Realistische Grenzwerte. Wenn die EU CO2-Grenzwerte vorgibt, sollte sie mit den wirklichen Gesamtwerten den Ottomotor, den Diesel und die Batterie berechnen. Dann werden die Firmen sehr schnell Wasserstoffautos bauen.

Der Preis für Wasserstoffautos ist sehr hoch. Sollte es eine Kaufprämie geben?

Ich glaube, diese Subventionen sind nicht notwendig, wenn wir die nötigen Anreize setzen. Kanzlerin Angela Merkel hatte eine Million E-Autos für 2020 angekündigt. 2020 ist in vier Wochen – wir sind bei 100 000 batteriegetriebenen Autos. Auch die Subventionierung hat da nichts gebracht. Der Grund ist ganz einfach: Die Leute wollen die Technik nicht. Deshalb komme ich zu dem Ergebnis, die Batteriefahrzeuge-Förderung ist völlig absurd, dieser Weg ist insgesamt völlig absurd. Ich wiederhole es noch einmal: Die batterieelektrische Mobilität ist nicht klimaneutral und sie vernichtet Arbeitsplätze.

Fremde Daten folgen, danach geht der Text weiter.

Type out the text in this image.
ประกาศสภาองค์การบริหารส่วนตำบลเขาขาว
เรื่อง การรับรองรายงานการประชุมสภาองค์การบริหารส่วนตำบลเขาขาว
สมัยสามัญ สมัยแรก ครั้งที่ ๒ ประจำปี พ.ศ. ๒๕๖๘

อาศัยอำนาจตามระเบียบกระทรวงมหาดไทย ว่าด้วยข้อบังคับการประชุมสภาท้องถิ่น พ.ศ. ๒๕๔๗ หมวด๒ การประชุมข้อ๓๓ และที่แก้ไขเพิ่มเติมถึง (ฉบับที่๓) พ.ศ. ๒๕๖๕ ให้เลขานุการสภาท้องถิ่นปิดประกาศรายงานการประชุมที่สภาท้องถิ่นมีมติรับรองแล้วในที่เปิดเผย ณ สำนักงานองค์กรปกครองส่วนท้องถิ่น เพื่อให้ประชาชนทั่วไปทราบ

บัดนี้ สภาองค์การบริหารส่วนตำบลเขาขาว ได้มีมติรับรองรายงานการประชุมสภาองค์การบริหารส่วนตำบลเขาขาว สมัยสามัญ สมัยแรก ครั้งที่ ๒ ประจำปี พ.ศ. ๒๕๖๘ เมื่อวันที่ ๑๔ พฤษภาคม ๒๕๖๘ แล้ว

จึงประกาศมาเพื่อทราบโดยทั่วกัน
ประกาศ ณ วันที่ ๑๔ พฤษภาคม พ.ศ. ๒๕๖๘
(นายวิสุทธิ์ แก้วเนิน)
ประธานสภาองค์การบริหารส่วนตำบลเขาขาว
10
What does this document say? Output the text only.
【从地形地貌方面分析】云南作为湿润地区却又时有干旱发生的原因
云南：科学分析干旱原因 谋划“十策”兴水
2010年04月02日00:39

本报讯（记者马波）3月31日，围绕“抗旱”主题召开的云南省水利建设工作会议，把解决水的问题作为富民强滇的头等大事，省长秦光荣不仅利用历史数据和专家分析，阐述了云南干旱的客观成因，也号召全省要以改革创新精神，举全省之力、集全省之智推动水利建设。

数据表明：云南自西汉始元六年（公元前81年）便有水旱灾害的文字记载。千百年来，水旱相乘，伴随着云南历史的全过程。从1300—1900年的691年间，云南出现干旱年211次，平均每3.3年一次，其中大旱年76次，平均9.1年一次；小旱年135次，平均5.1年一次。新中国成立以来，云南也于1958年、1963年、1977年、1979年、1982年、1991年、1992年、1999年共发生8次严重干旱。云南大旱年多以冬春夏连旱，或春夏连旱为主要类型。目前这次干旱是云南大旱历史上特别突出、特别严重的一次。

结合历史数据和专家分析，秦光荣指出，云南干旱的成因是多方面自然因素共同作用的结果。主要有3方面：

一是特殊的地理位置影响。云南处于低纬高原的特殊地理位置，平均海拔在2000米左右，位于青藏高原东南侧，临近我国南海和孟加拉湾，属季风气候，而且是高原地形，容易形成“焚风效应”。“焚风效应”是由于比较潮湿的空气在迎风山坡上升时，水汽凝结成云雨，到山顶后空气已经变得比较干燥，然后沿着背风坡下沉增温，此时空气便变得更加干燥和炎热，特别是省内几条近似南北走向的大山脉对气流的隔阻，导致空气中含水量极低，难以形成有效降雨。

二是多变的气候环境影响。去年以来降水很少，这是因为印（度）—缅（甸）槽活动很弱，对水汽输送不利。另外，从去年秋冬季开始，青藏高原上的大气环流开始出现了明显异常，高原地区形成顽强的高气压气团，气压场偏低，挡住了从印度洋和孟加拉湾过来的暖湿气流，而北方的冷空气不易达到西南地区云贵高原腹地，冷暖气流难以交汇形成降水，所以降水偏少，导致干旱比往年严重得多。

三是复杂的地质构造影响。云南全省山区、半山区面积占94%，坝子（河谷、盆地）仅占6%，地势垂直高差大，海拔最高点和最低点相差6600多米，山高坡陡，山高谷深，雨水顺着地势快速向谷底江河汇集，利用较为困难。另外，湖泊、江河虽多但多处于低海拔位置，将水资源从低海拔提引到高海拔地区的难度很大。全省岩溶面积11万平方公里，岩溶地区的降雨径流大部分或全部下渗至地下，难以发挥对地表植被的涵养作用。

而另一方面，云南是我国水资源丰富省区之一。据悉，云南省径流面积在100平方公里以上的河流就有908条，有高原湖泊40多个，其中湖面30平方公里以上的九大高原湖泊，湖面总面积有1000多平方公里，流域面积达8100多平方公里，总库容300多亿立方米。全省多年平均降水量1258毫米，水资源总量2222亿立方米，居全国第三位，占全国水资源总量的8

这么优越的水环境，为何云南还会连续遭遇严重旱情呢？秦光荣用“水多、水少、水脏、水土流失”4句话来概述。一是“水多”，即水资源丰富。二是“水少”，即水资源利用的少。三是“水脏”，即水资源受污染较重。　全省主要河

Das sieht die Landesregierung anders, sie will Baden-Württemberg zum Leitmarkt für Elektromobilität machen.

Ich fand die Äußerung von Verkehrsminister Winfried Hermann demaskierend, als er gefragt wurde, ob er es nicht bedauere, dass das Tesla-Werk in Brandenburg gebaut wird und nicht in Baden-Württemberg. Da müsste doch jemand, der von der Batterie überzeugt ist, sagen, dass ihm das Herz blute. Hat Hermann aber nicht. Er sagte: Gott sein Dank, wir brauchen nicht noch mehr Automobilwirtschaft. Das heißt, es geht ihm gar nicht um die Batterie oder die Arbeitsplätze. Es geht darum, eine Technologie durchzusetzen, damit es viel weniger Autos gibt. Das ist das eigentliche Ziel. Hermann will eine Technologie, die nicht funktioniert, damit die Leute aufhören, Auto zu fahren.